Subject: blogger's note/news of the day 8/18/05 |
From: Rick Hasen |
Date: 8/19/2005, 9:58 AM |
To: election-law |
In his NY Times column today on election problems in 2000 and 2004, Paul Krugman, relying on a new book by Andrew Gumbel, says that Gumbel "documents the simple truth: 'Al Gore won the 2000 presidential election.' Two different news media consortiums reviewed Florida's ballots; both found that a full manual recount would have given the election to Mr. Gore. This was true despite a host of efforts by state and local officials to suppress likely Gore votes, most notably Ms. Harris's 'felon purge,' which disenfranchised large numbers of valid voters."
I have not yet had a chance to read Gumbel's book, but Krugman's statement is misleading. It is true that the NORC study found that had all the state's undervotes and overvotes been counted, Al Gore would have come out ahead of George Bush. But it is also true that Gore did not request such a count---he requested a count only of the undervotes, and only in certain counties.

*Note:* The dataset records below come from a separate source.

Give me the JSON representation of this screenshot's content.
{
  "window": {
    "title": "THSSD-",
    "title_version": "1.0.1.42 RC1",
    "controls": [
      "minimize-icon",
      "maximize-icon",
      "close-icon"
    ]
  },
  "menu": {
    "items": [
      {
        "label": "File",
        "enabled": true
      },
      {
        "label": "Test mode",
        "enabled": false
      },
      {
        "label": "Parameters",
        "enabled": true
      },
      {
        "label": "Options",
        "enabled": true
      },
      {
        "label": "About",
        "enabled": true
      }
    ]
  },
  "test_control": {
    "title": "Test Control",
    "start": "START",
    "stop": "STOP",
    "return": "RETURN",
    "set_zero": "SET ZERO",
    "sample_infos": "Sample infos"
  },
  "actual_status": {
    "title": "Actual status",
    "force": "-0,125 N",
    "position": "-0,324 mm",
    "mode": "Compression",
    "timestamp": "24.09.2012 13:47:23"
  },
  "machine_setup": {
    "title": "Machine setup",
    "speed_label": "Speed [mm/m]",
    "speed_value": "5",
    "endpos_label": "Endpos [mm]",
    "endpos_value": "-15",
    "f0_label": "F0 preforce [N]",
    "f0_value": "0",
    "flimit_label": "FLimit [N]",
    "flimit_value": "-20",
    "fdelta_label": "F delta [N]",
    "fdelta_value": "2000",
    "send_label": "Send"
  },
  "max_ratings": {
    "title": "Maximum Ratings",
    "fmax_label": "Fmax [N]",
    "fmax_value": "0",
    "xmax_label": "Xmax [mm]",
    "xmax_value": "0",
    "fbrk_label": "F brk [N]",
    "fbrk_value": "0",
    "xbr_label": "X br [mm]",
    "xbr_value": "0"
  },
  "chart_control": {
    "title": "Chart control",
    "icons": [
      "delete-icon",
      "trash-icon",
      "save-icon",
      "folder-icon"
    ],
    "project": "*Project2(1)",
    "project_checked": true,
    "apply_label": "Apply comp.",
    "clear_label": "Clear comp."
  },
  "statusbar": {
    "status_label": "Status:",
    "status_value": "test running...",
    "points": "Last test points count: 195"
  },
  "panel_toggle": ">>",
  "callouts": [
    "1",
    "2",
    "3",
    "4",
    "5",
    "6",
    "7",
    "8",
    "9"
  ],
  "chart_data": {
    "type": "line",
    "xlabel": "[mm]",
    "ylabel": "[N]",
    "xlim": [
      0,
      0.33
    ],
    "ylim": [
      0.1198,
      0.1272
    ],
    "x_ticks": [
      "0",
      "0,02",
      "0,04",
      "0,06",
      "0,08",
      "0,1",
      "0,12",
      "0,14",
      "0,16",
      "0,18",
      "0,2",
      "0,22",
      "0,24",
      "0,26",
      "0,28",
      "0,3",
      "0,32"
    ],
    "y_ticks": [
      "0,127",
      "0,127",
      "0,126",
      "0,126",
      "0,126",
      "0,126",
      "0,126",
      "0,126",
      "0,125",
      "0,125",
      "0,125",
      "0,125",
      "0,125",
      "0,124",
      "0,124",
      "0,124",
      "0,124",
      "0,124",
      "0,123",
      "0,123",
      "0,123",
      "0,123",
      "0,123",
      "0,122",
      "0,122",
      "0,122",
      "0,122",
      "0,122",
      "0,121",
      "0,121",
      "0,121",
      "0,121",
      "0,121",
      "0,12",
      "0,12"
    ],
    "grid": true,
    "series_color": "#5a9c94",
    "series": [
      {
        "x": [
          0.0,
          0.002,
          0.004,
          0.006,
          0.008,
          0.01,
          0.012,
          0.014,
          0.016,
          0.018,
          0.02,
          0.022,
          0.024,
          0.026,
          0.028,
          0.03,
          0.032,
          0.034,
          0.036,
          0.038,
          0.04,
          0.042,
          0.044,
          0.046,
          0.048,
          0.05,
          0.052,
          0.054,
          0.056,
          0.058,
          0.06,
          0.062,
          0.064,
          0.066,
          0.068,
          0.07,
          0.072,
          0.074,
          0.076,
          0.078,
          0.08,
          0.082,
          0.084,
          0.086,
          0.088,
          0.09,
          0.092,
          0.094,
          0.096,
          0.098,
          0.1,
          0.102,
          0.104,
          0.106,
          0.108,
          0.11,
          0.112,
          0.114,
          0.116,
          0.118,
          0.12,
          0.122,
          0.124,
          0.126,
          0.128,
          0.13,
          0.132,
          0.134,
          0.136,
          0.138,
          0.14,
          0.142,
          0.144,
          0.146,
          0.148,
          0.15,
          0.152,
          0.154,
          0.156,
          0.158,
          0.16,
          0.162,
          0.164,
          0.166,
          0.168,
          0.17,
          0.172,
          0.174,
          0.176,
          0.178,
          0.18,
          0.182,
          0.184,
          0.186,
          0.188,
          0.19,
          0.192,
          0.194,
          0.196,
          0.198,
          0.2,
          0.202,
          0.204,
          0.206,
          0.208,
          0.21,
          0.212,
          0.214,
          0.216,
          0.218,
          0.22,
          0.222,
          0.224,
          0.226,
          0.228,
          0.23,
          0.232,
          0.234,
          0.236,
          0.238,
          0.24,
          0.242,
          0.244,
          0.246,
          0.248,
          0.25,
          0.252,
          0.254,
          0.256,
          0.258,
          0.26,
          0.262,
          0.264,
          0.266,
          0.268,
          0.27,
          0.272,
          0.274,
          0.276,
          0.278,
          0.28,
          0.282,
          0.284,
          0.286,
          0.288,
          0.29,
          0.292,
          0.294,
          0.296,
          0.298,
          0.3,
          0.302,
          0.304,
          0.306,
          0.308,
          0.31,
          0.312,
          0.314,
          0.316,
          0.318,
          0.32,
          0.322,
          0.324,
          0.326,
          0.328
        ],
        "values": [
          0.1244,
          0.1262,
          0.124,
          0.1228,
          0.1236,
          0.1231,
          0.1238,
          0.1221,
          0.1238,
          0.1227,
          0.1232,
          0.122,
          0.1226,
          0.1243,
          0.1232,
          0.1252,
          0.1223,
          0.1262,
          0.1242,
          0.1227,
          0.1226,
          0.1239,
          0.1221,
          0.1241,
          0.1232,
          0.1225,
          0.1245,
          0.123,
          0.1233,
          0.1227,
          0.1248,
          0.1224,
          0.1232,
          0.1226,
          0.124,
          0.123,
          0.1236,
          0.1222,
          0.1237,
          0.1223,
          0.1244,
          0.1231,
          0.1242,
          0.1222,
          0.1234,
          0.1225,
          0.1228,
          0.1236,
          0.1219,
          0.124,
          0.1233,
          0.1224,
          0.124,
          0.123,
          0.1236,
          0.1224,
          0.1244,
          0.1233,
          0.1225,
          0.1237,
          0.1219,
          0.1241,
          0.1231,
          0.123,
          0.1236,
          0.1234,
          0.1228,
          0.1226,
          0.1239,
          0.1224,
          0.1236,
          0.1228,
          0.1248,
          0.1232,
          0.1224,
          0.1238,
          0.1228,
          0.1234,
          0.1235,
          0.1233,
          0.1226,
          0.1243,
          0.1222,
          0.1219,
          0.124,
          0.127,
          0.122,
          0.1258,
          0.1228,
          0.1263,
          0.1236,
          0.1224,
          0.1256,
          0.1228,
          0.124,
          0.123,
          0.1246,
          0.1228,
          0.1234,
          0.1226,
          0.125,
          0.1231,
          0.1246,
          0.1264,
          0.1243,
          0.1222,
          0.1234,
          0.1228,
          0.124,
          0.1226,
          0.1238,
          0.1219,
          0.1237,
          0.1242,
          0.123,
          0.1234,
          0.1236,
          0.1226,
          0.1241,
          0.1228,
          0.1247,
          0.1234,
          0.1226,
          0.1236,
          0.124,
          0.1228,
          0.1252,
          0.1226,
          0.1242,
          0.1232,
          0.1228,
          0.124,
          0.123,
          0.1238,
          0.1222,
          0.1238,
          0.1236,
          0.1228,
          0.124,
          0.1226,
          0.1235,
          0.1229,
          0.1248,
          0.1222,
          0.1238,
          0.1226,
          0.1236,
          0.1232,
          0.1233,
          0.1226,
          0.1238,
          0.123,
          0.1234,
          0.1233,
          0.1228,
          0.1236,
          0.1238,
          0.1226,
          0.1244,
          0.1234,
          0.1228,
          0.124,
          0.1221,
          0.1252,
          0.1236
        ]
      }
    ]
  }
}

And, if I recall correctly, a statewide recount of the undervotes (what had been ordered by the Florida Supreme Court but stopped by the U.S. Supreme Court in its stay order in Bush v. Gore) also would have gone for Bush. It is also true that the NORC counters' views of which ballots counted for Gore depended in part on the partisan affiliation of the counters. (I review the literature on the count in this review essay.)
So what to make of the claim that Al Gore "really" won the election? I have a few reactions (again, not based upon anything new that might be in Gumbel's book):
1. It seems pretty clear, as Judge Posner acknowledged in his "Breaking the Deadlock" book, that more Florida voters intended to vote for Gore than for Bush. But not all of those voters translated their private intent into a valid vote that could be accurately counted using Florida's then-existing voting technology.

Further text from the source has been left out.